Wheat flour is generally fortified with either NaFeEDTA, ferrous sulphate, ferrous fumarate or electrolytic iron. Among these, NaFeEDTA is the most bioavailable (or easily absorbed) and is the only iron compound recommended for use with high extraction (whole wheat) flour. Yet, there are only four countries out of the 78 using NaFeEDTA. This is mainly because of its higher cost, but also due to the lack of an effective quality control test, Pachon explained.

Flour millers are duty bound to regularly monitor and assess quality control and it is critical to have a quick and easy test to monitor the process control, she said. The traditional iron spot test assesses the amount of added iron, including ferrous sulphate, ferrous fumarate and electrolytic iron for low extraction (refined) flour, and is routinely used at least once during every eight hour shift, in addition to the tests carried out by regulators. The only drawback is that it does not detect the presence of NaFeEDTA in either low or high extraction (whole wheat) flour.

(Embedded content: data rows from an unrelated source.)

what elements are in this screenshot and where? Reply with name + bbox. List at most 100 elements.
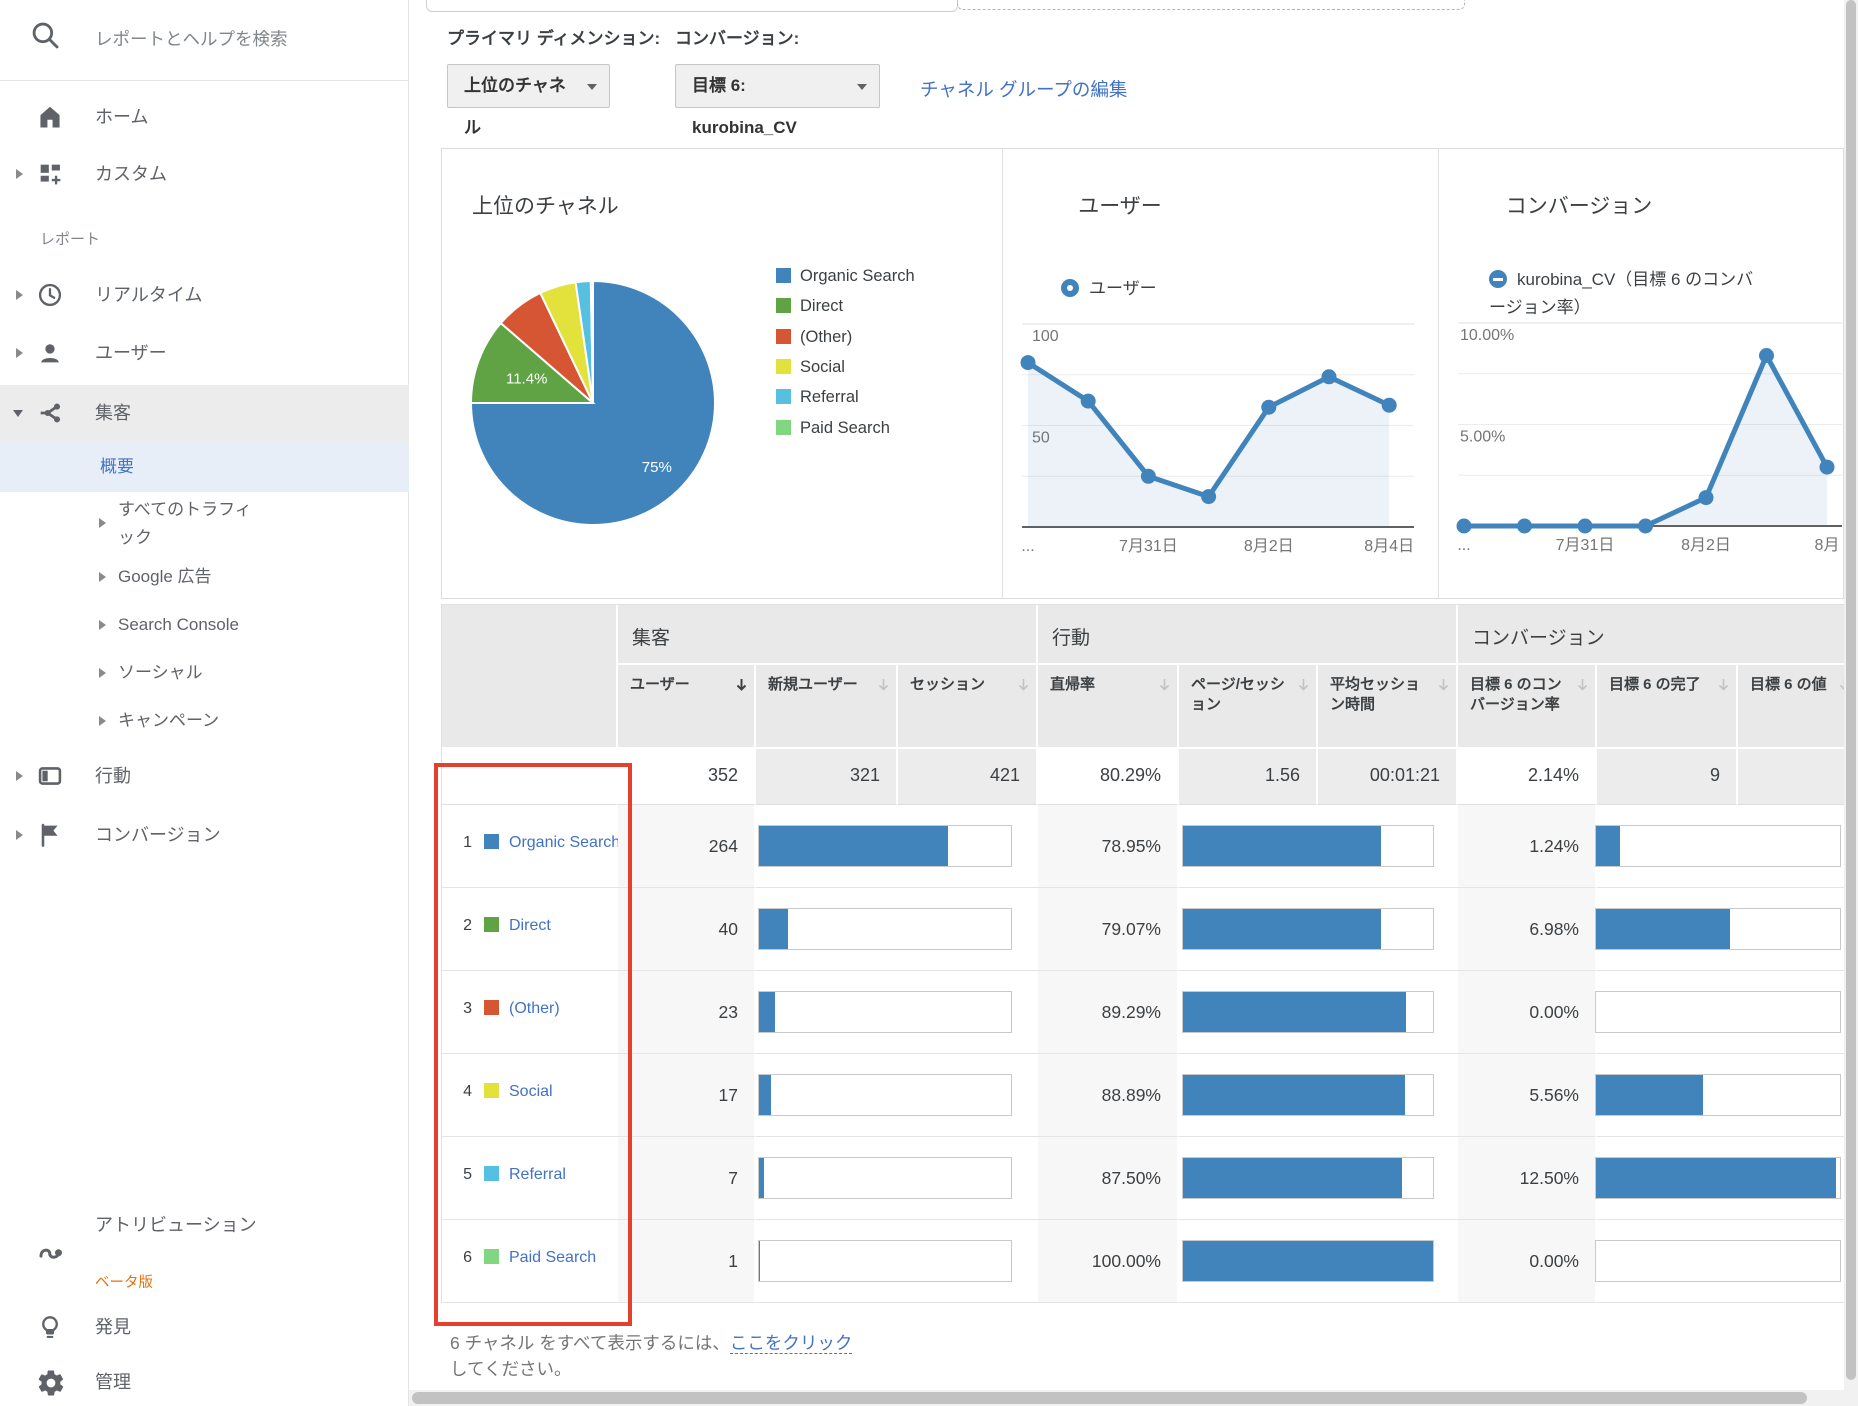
expand-icon[interactable] bbox=[99, 716, 106, 726]
primary-dimension-label: プライマリ ディメンション: bbox=[447, 24, 660, 49]
expand-icon[interactable] bbox=[99, 620, 106, 630]
chevron-down-icon bbox=[587, 84, 597, 90]
legend-item-Referral[interactable]: Referral bbox=[776, 383, 859, 411]
table-row-label-Referral: 5Referral bbox=[442, 1137, 618, 1220]
sidebar-item-行動[interactable]: 行動 bbox=[0, 749, 409, 803]
sidebar-item-Search Console[interactable]: Search Console bbox=[0, 601, 409, 649]
data-point[interactable] bbox=[1201, 489, 1216, 504]
expand-icon[interactable] bbox=[16, 169, 23, 179]
column-header-セッション[interactable]: セッション bbox=[898, 665, 1038, 749]
users-line-chart[interactable]: 10050...7月31日8月2日8月4日 bbox=[1004, 300, 1416, 567]
column-header-新規ユーザー[interactable]: 新規ユーザー bbox=[756, 665, 898, 749]
data-point[interactable] bbox=[1081, 394, 1096, 409]
data-point[interactable] bbox=[1517, 519, 1532, 534]
data-point[interactable] bbox=[1820, 460, 1835, 475]
sidebar-item-ユーザー[interactable]: ユーザー bbox=[0, 326, 409, 380]
channel-link[interactable]: Paid Search bbox=[509, 1249, 596, 1266]
data-point[interactable] bbox=[1759, 348, 1774, 363]
data-point[interactable] bbox=[1457, 519, 1472, 534]
sort-arrow-icon[interactable] bbox=[1158, 677, 1171, 693]
primary-dimension-dropdown[interactable]: 上位のチャネル bbox=[447, 64, 610, 108]
sidebar-item-管理[interactable]: 管理 bbox=[0, 1358, 409, 1406]
users-legend[interactable]: ユーザー bbox=[1061, 274, 1157, 299]
sort-arrow-icon[interactable] bbox=[1717, 677, 1730, 693]
pie-legend: Organic SearchDirect (Other)SocialReferra… bbox=[776, 262, 996, 462]
expand-icon[interactable] bbox=[99, 518, 106, 528]
data-point[interactable] bbox=[1382, 398, 1397, 413]
segment-box-partial[interactable] bbox=[426, 0, 958, 12]
column-header-ユーザー[interactable]: ユーザー bbox=[618, 665, 756, 749]
legend-item-Paid Search[interactable]: Paid Search bbox=[776, 414, 890, 442]
horizontal-scrollbar-thumb[interactable] bbox=[412, 1392, 1807, 1404]
totals-value: 321 bbox=[756, 749, 898, 805]
add-segment-box-partial[interactable] bbox=[957, 0, 1465, 10]
channels-pie-chart[interactable]: 75%11.4% bbox=[428, 240, 758, 575]
bounce-rate-value: 100.00% bbox=[1038, 1220, 1179, 1303]
channel-link[interactable]: Referral bbox=[509, 1166, 566, 1183]
data-point[interactable] bbox=[1322, 369, 1337, 384]
column-header-直帰率[interactable]: 直帰率 bbox=[1038, 665, 1179, 749]
expand-icon[interactable] bbox=[16, 830, 23, 840]
behavior-icon bbox=[36, 762, 64, 790]
conversion-dropdown[interactable]: 目標 6: kurobina_CV bbox=[675, 64, 880, 108]
channel-link[interactable]: Direct bbox=[509, 917, 551, 934]
sidebar-item-ソーシャル[interactable]: ソーシャル bbox=[0, 649, 409, 697]
sidebar-item-概要[interactable]: 概要 bbox=[0, 441, 409, 492]
bounce-rate-bar bbox=[1179, 888, 1458, 971]
edit-channel-group-link[interactable]: チャネル グループの編集 bbox=[920, 76, 1127, 102]
expand-icon[interactable] bbox=[16, 771, 23, 781]
sidebar-item-発見[interactable]: 発見 bbox=[0, 1300, 409, 1354]
search-input[interactable]: レポートとヘルプを検索 bbox=[95, 26, 288, 51]
vertical-scrollbar-thumb[interactable] bbox=[1846, 0, 1856, 1380]
data-point[interactable] bbox=[1261, 400, 1276, 415]
sort-arrow-icon[interactable] bbox=[877, 677, 890, 693]
pie-slice-label: 75% bbox=[642, 459, 672, 476]
legend-item-(Other)[interactable]: (Other) bbox=[776, 323, 852, 351]
sort-arrow-icon[interactable] bbox=[1576, 677, 1589, 693]
column-header-平均セッション時間[interactable]: 平均セッション時間 bbox=[1318, 665, 1458, 749]
search-icon[interactable] bbox=[28, 18, 62, 57]
sort-arrow-icon[interactable] bbox=[1017, 677, 1030, 693]
horizontal-scrollbar[interactable] bbox=[409, 1390, 1858, 1406]
channel-link[interactable]: (Other) bbox=[509, 1000, 560, 1017]
sort-arrow-icon[interactable] bbox=[1297, 677, 1310, 693]
sidebar-item-コンバージョン[interactable]: コンバージョン bbox=[0, 808, 409, 862]
sidebar-item-アトリビューション[interactable]: アトリビューションベータ版 bbox=[0, 1203, 409, 1300]
sidebar-item-キャンペーン[interactable]: キャンペーン bbox=[0, 697, 409, 745]
collapse-icon[interactable] bbox=[13, 410, 23, 417]
data-point[interactable] bbox=[1578, 519, 1593, 534]
column-header-目標 6 の完了[interactable]: 目標 6 の完了 bbox=[1597, 665, 1738, 749]
sidebar-item-ホーム[interactable]: ホーム bbox=[0, 90, 409, 144]
column-header-ページ/セッション[interactable]: ページ/セッション bbox=[1179, 665, 1318, 749]
legend-item-Organic Search[interactable]: Organic Search bbox=[776, 262, 915, 290]
channel-link[interactable]: Organic Search bbox=[509, 834, 618, 851]
sidebar-item-集客[interactable]: 集客 bbox=[0, 385, 409, 441]
channel-link[interactable]: Social bbox=[509, 1083, 553, 1100]
expand-icon[interactable] bbox=[16, 290, 23, 300]
conversions-line-chart[interactable]: 10.00%5.00%...7月31日8月2日8月 bbox=[1450, 300, 1844, 567]
sort-arrow-icon[interactable] bbox=[735, 677, 748, 693]
data-point[interactable] bbox=[1699, 490, 1714, 505]
legend-item-Social[interactable]: Social bbox=[776, 353, 845, 381]
sidebar-item-すべてのトラフィック[interactable]: すべてのトラフィック bbox=[0, 492, 409, 553]
expand-icon[interactable] bbox=[16, 348, 23, 358]
totals-value: 352 bbox=[618, 749, 756, 805]
x-axis-label: 8月 bbox=[1815, 537, 1840, 554]
bounce-rate-bar bbox=[1179, 805, 1458, 888]
sidebar-item-カスタム[interactable]: カスタム bbox=[0, 147, 409, 201]
expand-icon[interactable] bbox=[99, 668, 106, 678]
sidebar-item-リアルタイム[interactable]: リアルタイム bbox=[0, 268, 409, 322]
data-point[interactable] bbox=[1638, 519, 1653, 534]
flag-icon bbox=[36, 821, 64, 849]
data-point[interactable] bbox=[1021, 355, 1036, 370]
show-all-channels-link[interactable]: ここをクリック bbox=[730, 1333, 853, 1354]
sort-arrow-icon[interactable] bbox=[1437, 677, 1450, 693]
vertical-scrollbar[interactable] bbox=[1844, 0, 1858, 1406]
sidebar-item-Google 広告[interactable]: Google 広告 bbox=[0, 553, 409, 601]
column-header-目標 6 のコンバージョン率[interactable]: 目標 6 のコンバージョン率 bbox=[1458, 665, 1597, 749]
totals-value: 1.56 bbox=[1179, 749, 1318, 805]
expand-icon[interactable] bbox=[99, 572, 106, 582]
legend-item-Direct[interactable]: Direct bbox=[776, 292, 843, 320]
column-header-目標 6 の値[interactable]: 目標 6 の値 bbox=[1738, 665, 1858, 749]
data-point[interactable] bbox=[1141, 469, 1156, 484]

Normally the use of process control (check weighing) and the simple iron spot test is sufficient to determine the correct addition of premix during the milling process,”​ said Pachon. “However the high bioavailability of NaFeEDTA counteracts the high phytate content in high extraction wheat which inhibits iron absorption. By removing one of the three reagents used in the standard qualitative spot test (hydrogen peroxide) the added iron can be detected.”

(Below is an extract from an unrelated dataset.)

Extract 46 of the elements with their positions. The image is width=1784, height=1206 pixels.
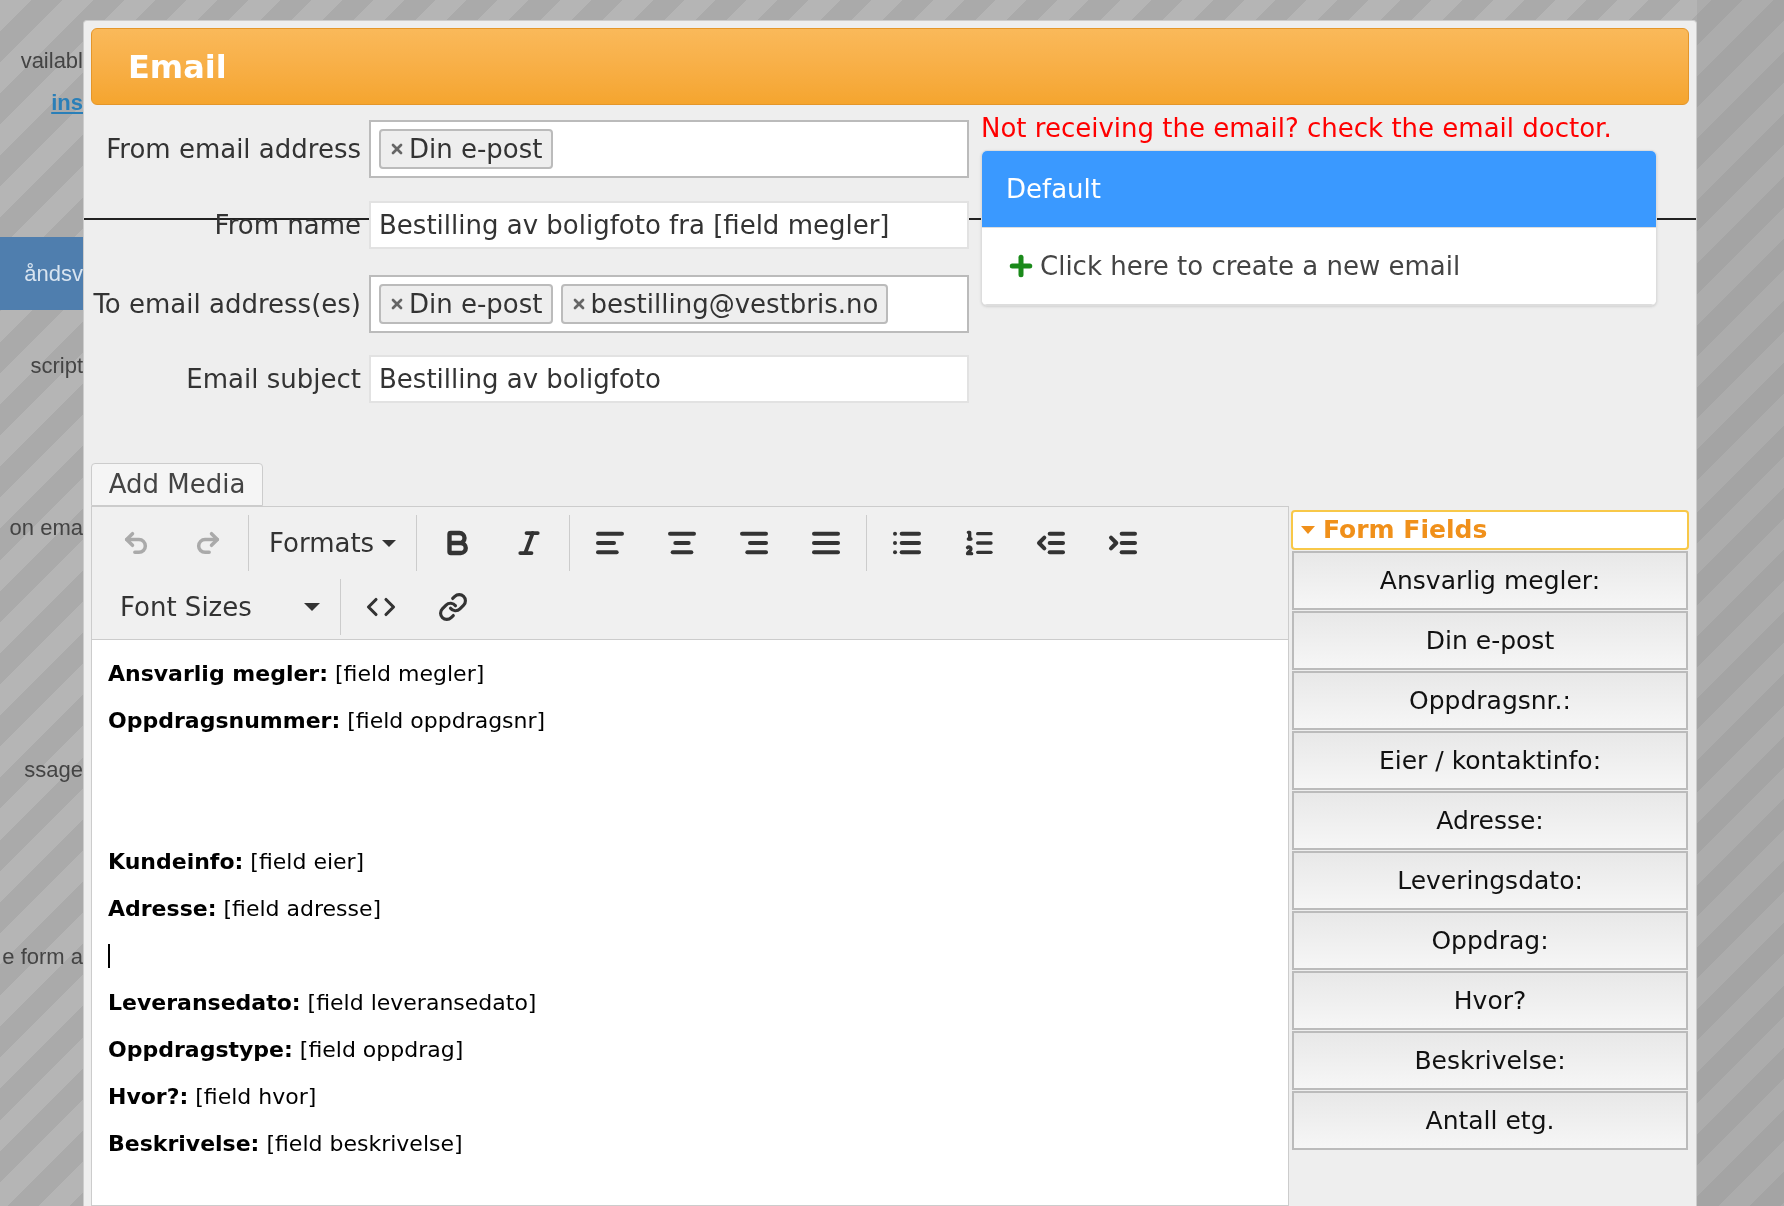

The resulting modified spot test, developed by the FFI and PCubed, has opened the floodgates to the much broader application of NaFeEDTA. 

“Think of all the technical advances that were made between 1995 and 2011. Yet we have barely made a difference in a health problem that affected 528 million women in 2011. The modified spot test will at least allow for the detection of NaFeEDTA and its further application in high extraction flours, as well as regular flours,” ​Pachon said.